Role hierarchy

Use StaticRoleResolver to expand roles with inheritance:

from rbacx.core.roles import StaticRoleResolver
resolver = StaticRoleResolver({"admin":["manager"], "manager":["employee"]})
expanded = resolver.expand(["admin"])  # ['admin','employee','manager']

Wire into the Guard:

from rbacx import Guard

policy = {...}  # define yours here
resolver = ...  # use resolver from above

guard = Guard(policy, role_resolver=resolver)
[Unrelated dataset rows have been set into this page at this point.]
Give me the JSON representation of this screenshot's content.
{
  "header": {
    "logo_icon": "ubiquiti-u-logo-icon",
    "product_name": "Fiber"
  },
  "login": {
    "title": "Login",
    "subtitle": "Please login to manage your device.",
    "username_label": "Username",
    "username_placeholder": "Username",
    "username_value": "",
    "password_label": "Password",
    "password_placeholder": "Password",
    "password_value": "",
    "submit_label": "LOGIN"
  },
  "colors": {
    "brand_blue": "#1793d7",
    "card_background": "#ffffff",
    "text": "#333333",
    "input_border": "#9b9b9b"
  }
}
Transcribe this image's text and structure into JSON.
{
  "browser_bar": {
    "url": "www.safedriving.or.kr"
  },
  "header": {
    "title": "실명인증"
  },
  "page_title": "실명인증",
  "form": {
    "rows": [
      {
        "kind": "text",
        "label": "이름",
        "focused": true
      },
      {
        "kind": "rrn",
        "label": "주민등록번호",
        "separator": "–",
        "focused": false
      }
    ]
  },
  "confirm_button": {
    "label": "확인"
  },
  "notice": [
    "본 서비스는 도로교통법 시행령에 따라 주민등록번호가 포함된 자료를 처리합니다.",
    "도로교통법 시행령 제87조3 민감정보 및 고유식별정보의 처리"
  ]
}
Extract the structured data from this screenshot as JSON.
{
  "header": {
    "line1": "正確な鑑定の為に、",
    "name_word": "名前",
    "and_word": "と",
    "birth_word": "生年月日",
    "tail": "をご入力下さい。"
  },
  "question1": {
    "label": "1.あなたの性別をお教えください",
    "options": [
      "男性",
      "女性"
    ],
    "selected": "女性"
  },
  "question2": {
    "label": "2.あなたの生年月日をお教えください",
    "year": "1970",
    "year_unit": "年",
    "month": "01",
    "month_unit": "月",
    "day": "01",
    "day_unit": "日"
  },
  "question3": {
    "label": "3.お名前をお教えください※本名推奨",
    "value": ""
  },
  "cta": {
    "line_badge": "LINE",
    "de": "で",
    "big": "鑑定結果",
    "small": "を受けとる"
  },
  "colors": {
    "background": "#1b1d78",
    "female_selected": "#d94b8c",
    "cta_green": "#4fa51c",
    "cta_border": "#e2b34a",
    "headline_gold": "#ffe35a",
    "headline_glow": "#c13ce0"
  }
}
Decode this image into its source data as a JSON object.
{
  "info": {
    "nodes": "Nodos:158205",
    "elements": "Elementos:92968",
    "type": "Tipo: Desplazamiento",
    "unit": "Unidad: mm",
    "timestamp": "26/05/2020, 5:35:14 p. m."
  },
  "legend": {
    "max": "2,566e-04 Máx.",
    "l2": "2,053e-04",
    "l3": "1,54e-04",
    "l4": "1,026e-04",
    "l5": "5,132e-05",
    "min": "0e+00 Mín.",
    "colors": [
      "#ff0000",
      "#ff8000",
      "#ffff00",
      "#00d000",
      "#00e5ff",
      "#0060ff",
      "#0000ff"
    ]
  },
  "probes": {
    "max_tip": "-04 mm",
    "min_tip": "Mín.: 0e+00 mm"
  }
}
The RBAC standard (ANSI/INCITS 359-2004) includes role hierarchies.

---

Role shorthand in policies

For the common case of checking whether a subject holds one of a set of roles, use the roles shorthand field on a rule instead of writing a hasAny condition:

{
  "id": "admin-only",
  "effect": "permit",
  "actions": ["delete"],
  "resource": { "type": "doc" },
  "roles": ["admin", "superuser"]
}

This is equivalent to:

{
  "id": "admin-only",
  "effect": "permit",
  "actions": ["delete"],
  "resource": { "type": "doc" },
  "condition": { "hasAny": [{ "attr": "subject.roles" }, ["admin", "superuser"]] }
}

When StaticRoleResolver is configured, subject.roles in the check already contains the expanded set (e.g. admin → [admin, manager, employee]), so the shorthand works correctly with role inheritance out of the box.